Smooth wound healing occurred in 14 patients with good outcomes. Minor complications occurred in 2 patients; one patient developed a superficial wound infection with minimal purulent discharge which responded well to conservative treatment. The other one developed a partial burst of the skin of the umbilical repair which healed gradually over 3 weeks of daily dressings; in this case, the baby weight was 2.500 kgs. and the facial defect was approximately 5 cm. So, the repair was under tension (Figure 12).
The aesthetic appearance of the abdomen is directly related to good umbilical conformation . Many procedures lead to a removal of the umbilicus including urachal cyst, omphalocele repair, gastroschisis repair, umbilical herniorrhaphy and tumor excision. The postoperative aesthetic results of such procedures may be aggravated by extensive scarring. Bartsich, 2003 had described a simple purse-string method for immediate umbilical reconstruction in three patients undergoing urachal cyst repairs .
Silvia et al, 2017 recommended umbilical cord sparing technique, but it is suitable only for omphalocele cases with small fascial defect less than 2.5 cm . Herein, we used a purse string technique to repair omphalocele minor cases up to 5 cm fascial defect as these technique aids to invert the umbilical skin inwards resembling the normal umbilicus. However, we recommend another study with a larger number of cases. Table 2 showed review literature of different repair techniques for omphalocele minor.

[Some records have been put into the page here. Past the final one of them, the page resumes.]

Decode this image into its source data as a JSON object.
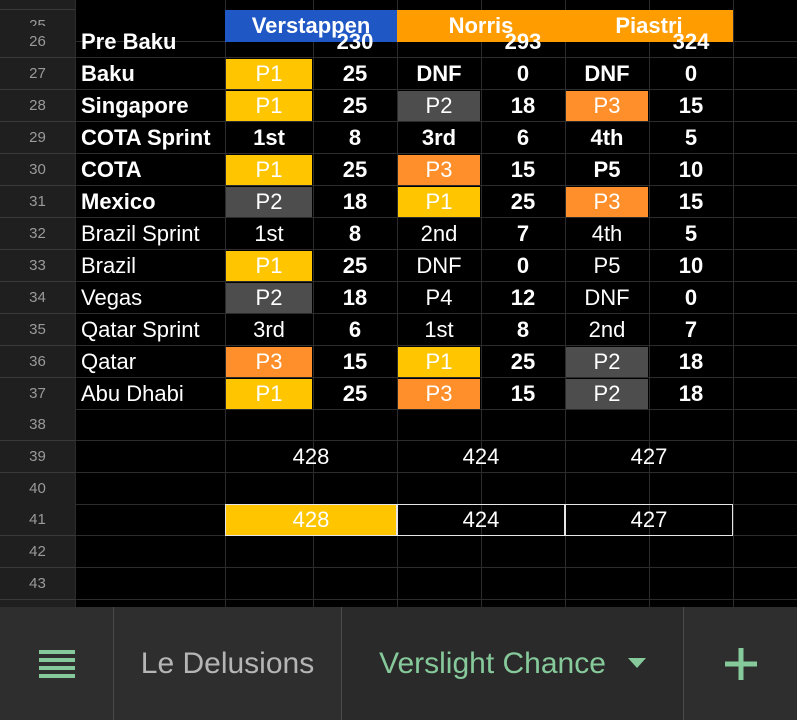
{
  "sheet": {
    "start_row": 25,
    "header": [
      "",
      "Verstappen",
      "Norris",
      "Piastri"
    ],
    "rows": [
      {
        "label": "Pre Baku",
        "bold": true,
        "cells": [
          [
            "",
            "230"
          ],
          [
            "",
            "293"
          ],
          [
            "",
            "324"
          ]
        ]
      },
      {
        "label": "Baku",
        "bold": true,
        "cells": [
          [
            "P1",
            "25"
          ],
          [
            "DNF",
            "0"
          ],
          [
            "DNF",
            "0"
          ]
        ]
      },
      {
        "label": "Singapore",
        "bold": true,
        "cells": [
          [
            "P1",
            "25"
          ],
          [
            "P2",
            "18"
          ],
          [
            "P3",
            "15"
          ]
        ]
      },
      {
        "label": "COTA Sprint",
        "bold": true,
        "cells": [
          [
            "1st",
            "8"
          ],
          [
            "3rd",
            "6"
          ],
          [
            "4th",
            "5"
          ]
        ]
      },
      {
        "label": "COTA",
        "bold": true,
        "cells": [
          [
            "P1",
            "25"
          ],
          [
            "P3",
            "15"
          ],
          [
            "P5",
            "10"
          ]
        ]
      },
      {
        "label": "Mexico",
        "bold": true,
        "cells": [
          [
            "P2",
            "18"
          ],
          [
            "P1",
            "25"
          ],
          [
            "P3",
            "15"
          ]
        ]
      },
      {
        "label": "Brazil Sprint",
        "bold": false,
        "cells": [
          [
            "1st",
            "8"
          ],
          [
            "2nd",
            "7"
          ],
          [
            "4th",
            "5"
          ]
        ]
      },
      {
        "label": "Brazil",
        "bold": false,
        "cells": [
          [
            "P1",
            "25"
          ],
          [
            "DNF",
            "0"
          ],
          [
            "P5",
            "10"
          ]
        ]
      },
      {
        "label": "Vegas",
        "bold": false,
        "cells": [
          [
            "P2",
            "18"
          ],
          [
            "P4",
            "12"
          ],
          [
            "DNF",
            "0"
          ]
        ]
      },
      {
        "label": "Qatar Sprint",
        "bold": false,
        "cells": [
          [
            "3rd",
            "6"
          ],
          [
            "1st",
            "8"
          ],
          [
            "2nd",
            "7"
          ]
        ]
      },
      {
        "label": "Qatar",
        "bold": false,
        "cells": [
          [
            "P3",
            "15"
          ],
          [
            "P1",
            "25"
          ],
          [
            "P2",
            "18"
          ]
        ]
      },
      {
        "label": "Abu Dhabi",
        "bold": false,
        "cells": [
          [
            "P1",
            "25"
          ],
          [
            "P3",
            "15"
          ],
          [
            "P2",
            "18"
          ]
        ]
      }
    ],
    "totals_row39": [
      "428",
      "424",
      "427"
    ],
    "totals_row41": [
      "428",
      "424",
      "427"
    ]
  },
  "colors": {
    "verstappen_header": "#1f57c4",
    "norris_header": "#ff9d00",
    "piastri_header": "#ff9d00",
    "p1": "#ffc600",
    "p2": "#4d4d4d",
    "p3": "#ff8f2a",
    "accent_green": "#86c99a"
  },
  "tabs": {
    "menu_icon": "list-icon",
    "sheet1": "Le Delusions",
    "sheet2": "Verslight Chance",
    "dropdown_icon": "triangle-down-icon",
    "add_icon": "plus-icon"
  }
}
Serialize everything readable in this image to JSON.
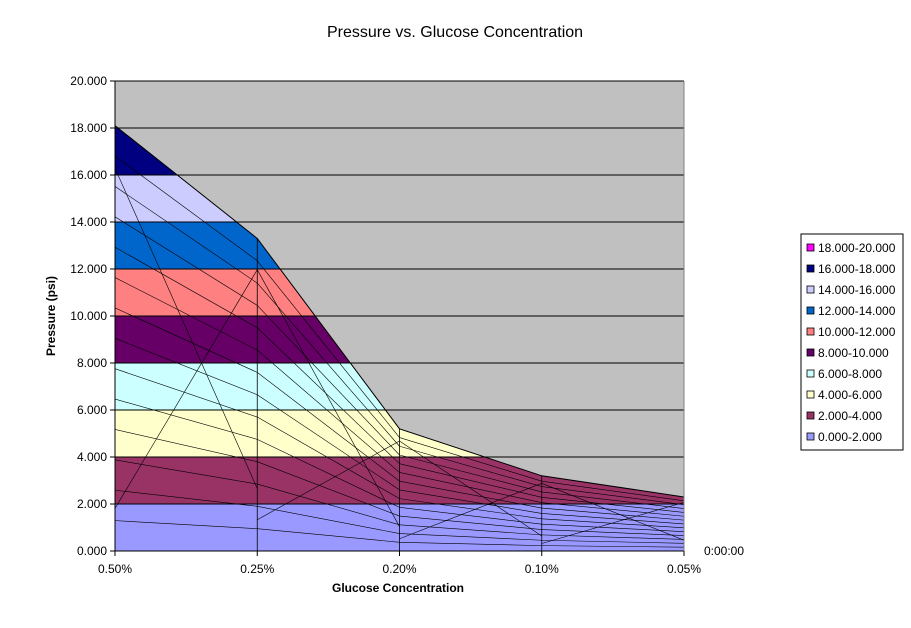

Omphalocele minor is diagnosed prenatally in only about 50% of cases . Prenatal diagnosis of gastroschisis or omphalocele is recommended to prepare for postnatal management at the hospital with Pediatric surgery unit, as attempts to repair the defects intrauterine have not been successful . In our series, only 6\16 cases proved prenatal diagnosis due to infrequent follow up during pregnancy or may be due to inexperience radiologist. We had three patients presented at the 3rd days postpartum, which may be attributed to the habit of delivering at home in remote rural areas and lack of prenatal diagnosis. The sac was ruptured in two of them.
Omphalocele minor may be associated with different congenital anomalies as we review in the literature below (table 2) and in (table 1) for our series.
Care must be taken during puncture of the sac as it may contain part of the left lobe of the liver which may lead to its iatrogenic liver injury. The bleeding stops in one case by a figure of eight stitch suture but in the other case by direct compression with a gelfoam.
The aesthetic appearance of the umbilicus after repair of omphalocele minor using purse-string method is good. Babies with omphaloceles must be examined thoroughly for other congenital anomalies. Careful inspection of the base of the umbilical cord before clamping is recommended to prevent any damage to the content in cases with missing prenatal diagnosis.
Conflicts of interest: No conflicts of interest.
A written consent has been taken from the parents of the children for operative intervention. The article does not contain any patient information, so we do not obtain any consent from the parent for publication.
To Dr. Mohamed Gomaa Fouda, pediatric surgery fellow at Egyptian fellowship of pediatric surgery, Cairo University Children Hospital, for his intraoperative photo picture number 7.